La Blogothèque

La longue histoire des jeunes Spinto Band

J’étais tout de même un peu intrigué. Un webzine américain (dont j’ai perdu la trace) avait chroniqué le Nice and Nicely Done des Spinto Band, comme un peu moins bon que les précédents disques du groupe. Je savais, ils aiment le répéter, que les gamins du Spinto avaient enregistré des tonnes de chansons avant de sortir cet album. Je ne savais pas que ces chansons étaient allées au delà de leur grenier, des CD gravés vendus de la main à la main dans les bars du Delaware. Il fallait écouter ça.

Alors j’ai coincé Jeff, le leader à la voix de falsetto, après le show case du groupe à Ground Zero. Je lui ai demandé comment on pouvait écouter ces fameux disques. Les oeuvres de jeunesse d’un groupe de mecs de 22 ans. Il a souri et m’a dit d’aller faire un tour du côté d’archive.org, que je pourrais y trouver mon bonheur.

Trop tard. Sur Archive, ne restent que des promesses. Le cache Google témoigne de l’existence de Sam Raimi et Digital Summer , deux albums de plus de vingt morceaux chacun, enregistrés en 1999 et 2000. On imagine de joyeux foutoirs à la Ween, avec des chansons courtes aux titres alléchants (Unemployed waltz , The dirtiest corn muffin , German love ). Mais on imagine seulement… J’ai cherché cherché, je n’ai rien trouvé, sinon des traces.

Un autre album, Frills , et son penchant No Frills. Un projet parallèle au nom affreux de Free Beer. Un concept album sur la vie de Théodore Roosevelt. Une généalogie, une archéologie à la temporalité diffuse : des titres de Sam Raimi se retrouvent sur Good Answer et Give Away , les deux seuls disques que l’on peut trouver sur le p2p. Et des titres de ces deux disques finiront sur Nice and Nicely Done , comme un certain Atari , rebaptisé Japan is an island .

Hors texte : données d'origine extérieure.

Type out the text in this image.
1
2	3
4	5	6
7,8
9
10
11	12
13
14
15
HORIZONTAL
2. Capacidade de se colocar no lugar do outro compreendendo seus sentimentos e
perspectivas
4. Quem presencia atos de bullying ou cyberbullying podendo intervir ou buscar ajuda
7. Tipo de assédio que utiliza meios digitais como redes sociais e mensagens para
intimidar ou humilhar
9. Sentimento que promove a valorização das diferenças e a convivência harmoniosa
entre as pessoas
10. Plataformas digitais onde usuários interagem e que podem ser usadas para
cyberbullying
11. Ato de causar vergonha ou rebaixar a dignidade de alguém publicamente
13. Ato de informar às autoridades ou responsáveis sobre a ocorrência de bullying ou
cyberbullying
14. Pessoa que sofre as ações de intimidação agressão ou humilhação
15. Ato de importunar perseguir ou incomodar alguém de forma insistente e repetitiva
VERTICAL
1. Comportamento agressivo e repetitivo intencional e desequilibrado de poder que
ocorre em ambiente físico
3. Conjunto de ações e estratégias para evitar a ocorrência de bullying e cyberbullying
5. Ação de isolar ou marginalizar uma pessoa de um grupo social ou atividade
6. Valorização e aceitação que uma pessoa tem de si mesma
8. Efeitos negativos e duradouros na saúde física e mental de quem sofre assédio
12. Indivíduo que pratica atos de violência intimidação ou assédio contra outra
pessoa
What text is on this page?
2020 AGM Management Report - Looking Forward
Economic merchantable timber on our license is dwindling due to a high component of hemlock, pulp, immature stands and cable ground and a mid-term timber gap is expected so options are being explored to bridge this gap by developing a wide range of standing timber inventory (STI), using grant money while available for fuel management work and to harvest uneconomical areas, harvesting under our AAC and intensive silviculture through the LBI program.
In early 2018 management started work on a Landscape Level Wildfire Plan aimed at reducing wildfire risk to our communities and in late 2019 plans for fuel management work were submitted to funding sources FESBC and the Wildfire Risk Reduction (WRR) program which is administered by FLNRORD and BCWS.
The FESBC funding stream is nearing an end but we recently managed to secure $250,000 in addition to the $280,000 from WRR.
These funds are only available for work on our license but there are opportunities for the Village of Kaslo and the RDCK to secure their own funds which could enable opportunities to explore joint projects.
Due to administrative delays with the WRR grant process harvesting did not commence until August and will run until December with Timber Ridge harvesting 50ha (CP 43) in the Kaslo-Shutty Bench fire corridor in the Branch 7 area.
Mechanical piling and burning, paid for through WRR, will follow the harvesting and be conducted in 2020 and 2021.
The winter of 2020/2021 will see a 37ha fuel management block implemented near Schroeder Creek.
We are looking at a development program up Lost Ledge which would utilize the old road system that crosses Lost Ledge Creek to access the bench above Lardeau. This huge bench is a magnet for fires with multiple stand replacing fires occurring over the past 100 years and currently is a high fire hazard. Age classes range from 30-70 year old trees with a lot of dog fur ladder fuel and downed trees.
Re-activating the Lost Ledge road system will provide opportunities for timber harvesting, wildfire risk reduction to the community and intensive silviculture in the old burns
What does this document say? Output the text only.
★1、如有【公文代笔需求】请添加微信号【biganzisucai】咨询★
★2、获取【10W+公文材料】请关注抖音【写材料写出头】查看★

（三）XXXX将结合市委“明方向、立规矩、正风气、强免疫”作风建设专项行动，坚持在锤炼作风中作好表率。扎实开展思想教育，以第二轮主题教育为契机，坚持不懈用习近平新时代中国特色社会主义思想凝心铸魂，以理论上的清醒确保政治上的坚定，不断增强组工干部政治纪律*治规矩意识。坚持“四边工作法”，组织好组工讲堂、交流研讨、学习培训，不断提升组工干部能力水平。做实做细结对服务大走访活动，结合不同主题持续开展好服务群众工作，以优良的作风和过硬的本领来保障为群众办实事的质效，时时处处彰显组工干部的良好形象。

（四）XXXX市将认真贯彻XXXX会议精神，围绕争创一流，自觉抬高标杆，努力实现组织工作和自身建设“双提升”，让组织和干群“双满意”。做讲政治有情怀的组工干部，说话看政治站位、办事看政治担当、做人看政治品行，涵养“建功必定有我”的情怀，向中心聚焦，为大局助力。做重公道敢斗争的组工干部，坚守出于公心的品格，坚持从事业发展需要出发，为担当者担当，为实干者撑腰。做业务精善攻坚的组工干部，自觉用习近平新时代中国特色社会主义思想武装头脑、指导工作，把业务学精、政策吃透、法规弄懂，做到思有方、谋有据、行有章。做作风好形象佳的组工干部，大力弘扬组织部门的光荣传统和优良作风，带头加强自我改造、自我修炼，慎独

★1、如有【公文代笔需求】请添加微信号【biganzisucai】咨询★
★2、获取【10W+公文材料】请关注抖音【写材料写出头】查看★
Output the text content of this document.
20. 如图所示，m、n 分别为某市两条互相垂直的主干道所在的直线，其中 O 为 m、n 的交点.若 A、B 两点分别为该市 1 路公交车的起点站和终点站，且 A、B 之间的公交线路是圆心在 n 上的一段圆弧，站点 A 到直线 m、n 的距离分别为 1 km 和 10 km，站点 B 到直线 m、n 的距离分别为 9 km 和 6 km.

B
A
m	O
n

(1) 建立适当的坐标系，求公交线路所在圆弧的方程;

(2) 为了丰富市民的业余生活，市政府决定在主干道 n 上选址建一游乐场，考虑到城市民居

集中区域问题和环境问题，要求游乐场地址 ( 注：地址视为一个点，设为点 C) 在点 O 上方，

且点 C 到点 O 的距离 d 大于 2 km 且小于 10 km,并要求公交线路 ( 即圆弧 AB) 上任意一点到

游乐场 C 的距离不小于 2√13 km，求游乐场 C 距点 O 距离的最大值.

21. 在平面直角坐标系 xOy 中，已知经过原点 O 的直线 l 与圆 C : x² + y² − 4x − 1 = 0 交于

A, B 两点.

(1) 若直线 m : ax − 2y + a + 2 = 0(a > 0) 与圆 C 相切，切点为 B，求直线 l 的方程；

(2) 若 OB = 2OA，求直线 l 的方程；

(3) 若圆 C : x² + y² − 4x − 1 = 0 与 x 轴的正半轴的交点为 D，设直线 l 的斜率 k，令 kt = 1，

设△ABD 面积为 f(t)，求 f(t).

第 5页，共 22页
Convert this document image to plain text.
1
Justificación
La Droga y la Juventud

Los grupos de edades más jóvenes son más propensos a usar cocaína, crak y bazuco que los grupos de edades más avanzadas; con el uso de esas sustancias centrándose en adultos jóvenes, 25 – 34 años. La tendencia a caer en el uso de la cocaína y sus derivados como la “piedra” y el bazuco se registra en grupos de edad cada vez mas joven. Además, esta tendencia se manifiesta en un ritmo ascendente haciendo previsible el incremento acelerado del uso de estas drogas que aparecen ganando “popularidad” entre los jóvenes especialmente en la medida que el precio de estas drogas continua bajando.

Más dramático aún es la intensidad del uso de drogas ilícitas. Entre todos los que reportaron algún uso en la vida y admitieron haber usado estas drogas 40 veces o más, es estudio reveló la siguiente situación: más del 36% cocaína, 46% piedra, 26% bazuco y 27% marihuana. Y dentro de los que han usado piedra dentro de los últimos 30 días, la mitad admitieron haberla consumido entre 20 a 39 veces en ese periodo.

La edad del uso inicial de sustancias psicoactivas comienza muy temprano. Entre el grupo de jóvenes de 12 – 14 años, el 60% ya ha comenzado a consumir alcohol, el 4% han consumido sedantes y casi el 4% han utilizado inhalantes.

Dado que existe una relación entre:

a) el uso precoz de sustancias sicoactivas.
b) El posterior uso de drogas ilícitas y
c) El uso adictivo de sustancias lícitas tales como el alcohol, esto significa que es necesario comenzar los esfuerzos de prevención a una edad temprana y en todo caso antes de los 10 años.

Je n’ai trouvé que ces deux “albums”, et un morceau extrait de Digital Summer. Il s’appelle I saw the spider et ne veut rien dire seul, comme l’appendice d’une joyeuse farce, scène isolée d’un opéra foutraque. Les Spinto étaient jeunes, un groupe de pop garage, capable d’enchaîner les morceaux comme des blagues, de jouer avec les genres. De faire un morceau pompier et bêtement ado sur le Puff Daddy blowjob movement , de rendre hommage à Pavement sur My Special Car , de faire les cons sur une ambiance Yo la tengo avec Chill + Park 97 , de dessiner des prémices timides de leurs tubes à venir avec Don’t take it personal .

Des prémices. Comme quoi, même fait par des gamins, un album pop impeccable est un long travail d’épuration, de recherche. Heureusement pour nous, les Spinto ont enregistré le moindre coup de pioche, le moindre passage de ponceuse. Et heureusement, il reste plein de choses à trouver. Et c’est là que je compte sur vous. Partons en quête de la discographie adolecente des Spinto Band.